I feel like 6 years ago was the height of their marketing. Literally every podcast I listened to had them as a sponsor and maybe half of the YouTube sponsorships were Nord.
It is because of them most people probably now know what a VPN is, but I feel like their marketing budget is a hundred fold smaller than it used to be.
They were also REALLY late to the disclosure and tried to play it off as "them being responsible":
NordVPN said it found out about the breach a “few months ago,” but the spokesperson said the breach was not disclosed until today because the company wanted to be “100% sure that each component within our infrastructure is secure.”
They (at least were) also very aggressive about advertising (all over YouTube at one point sponsoring all kinds of stuff)... Which is typically the opposite of what you want.
Proton has had write ups in the past about the VPN review market as well and how a lot of reviews are "whoever pays us the most money is the top VPN." Proton has a strong enough track record in their other software for doing the right thing and truly valuing security, privacy, and open standards, so I'm inclined to believe them. VPN was one of the first spinoff products they launched when it was still mail, and they did so because some of their more sensitive customers (think journalists in some bad parts of the world) were having to rely on third party VPNs of questionable integrity.

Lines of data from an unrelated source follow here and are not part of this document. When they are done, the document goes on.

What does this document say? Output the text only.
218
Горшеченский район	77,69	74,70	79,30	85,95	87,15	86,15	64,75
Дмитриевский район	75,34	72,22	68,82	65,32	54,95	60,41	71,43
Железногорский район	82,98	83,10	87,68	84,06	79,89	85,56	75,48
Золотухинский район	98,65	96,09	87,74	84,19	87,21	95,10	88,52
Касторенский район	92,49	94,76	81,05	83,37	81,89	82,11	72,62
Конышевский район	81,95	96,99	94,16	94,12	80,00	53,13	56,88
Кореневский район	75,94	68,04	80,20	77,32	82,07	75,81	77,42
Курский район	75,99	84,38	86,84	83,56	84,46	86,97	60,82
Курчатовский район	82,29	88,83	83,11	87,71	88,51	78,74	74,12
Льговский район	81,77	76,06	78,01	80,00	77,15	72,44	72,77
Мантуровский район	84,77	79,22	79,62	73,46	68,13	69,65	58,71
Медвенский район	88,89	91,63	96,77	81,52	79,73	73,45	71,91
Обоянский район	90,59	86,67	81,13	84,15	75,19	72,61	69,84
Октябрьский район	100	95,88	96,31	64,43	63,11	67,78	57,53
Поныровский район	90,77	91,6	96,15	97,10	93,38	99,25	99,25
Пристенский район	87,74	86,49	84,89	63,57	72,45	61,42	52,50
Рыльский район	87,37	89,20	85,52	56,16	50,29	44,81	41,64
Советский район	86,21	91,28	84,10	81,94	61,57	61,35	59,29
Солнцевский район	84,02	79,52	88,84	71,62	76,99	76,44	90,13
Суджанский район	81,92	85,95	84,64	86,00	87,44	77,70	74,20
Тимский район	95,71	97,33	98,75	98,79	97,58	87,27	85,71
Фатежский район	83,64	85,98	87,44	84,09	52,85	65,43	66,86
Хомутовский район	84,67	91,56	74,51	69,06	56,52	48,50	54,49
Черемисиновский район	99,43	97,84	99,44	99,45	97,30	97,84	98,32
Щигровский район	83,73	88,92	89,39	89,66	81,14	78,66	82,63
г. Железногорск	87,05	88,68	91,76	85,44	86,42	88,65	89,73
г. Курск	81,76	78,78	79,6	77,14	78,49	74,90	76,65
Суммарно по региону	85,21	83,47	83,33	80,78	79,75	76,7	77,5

I trust Mullvad and Proton at this point for VPNs, nobody else.
I trust Mullvad and Proton at this point for VPNs, nobody else.
Any reason you can state not to use AirVPN? I switched to them from Mullvad because they support port forwarding. So far I've been very happy with their service.
Having ads and sponsors blocked I can't be 100% sure, but I don't think they advertise at all. I only tried them because of a recommendation on Lemmy. Their site design is very old school which really says "run by nerds and not marketers" to me.
Yeah I know, but have you seen their site? It's like an old 90s static HTML page. The main thing I see is that it's clearly not a glossy "marketing first" service. They're surviving off of their actual product.
Yeah that's fair. It can definitely go both ways though. Like your sign over your shop can look old because you're still getting growth/a really nice cash flow without updating the sign or it can look old because you stopped caring a long time ago and you're just milking what you can from the remaining customers.
I had a friend who's ISP was very much in the latter category about a decade ago, charging like $90/mo for 10Mbps (IIRC with a data cap).
To counter some of the other comments, them being based in Panama is a huge plus imo, if you're inclined to do things deemed illegal by local authorities. They have no incentive to comply with government issued search warrants or the like. Most western country-based companies are legally obligated to comply with those requests, or even store information for a number of years. With quantum-based decryption there's no saying how long even encrypted data will be safe.
Kape used to be a malware company or something. Also, a few years ago PIA made a negative statement about Proton but instead it backfired. I can't remember exactly what it was
Do they but unfortunately they are also slower. I could get max 600 Megabits per second with them. I now use proton that supports at least 2,5 gigabits
I am inclined to say see. But probably just because I bought a three years subscription and need a peace of mind. Sadly their vl8ent is crap but at least wireguard works fine.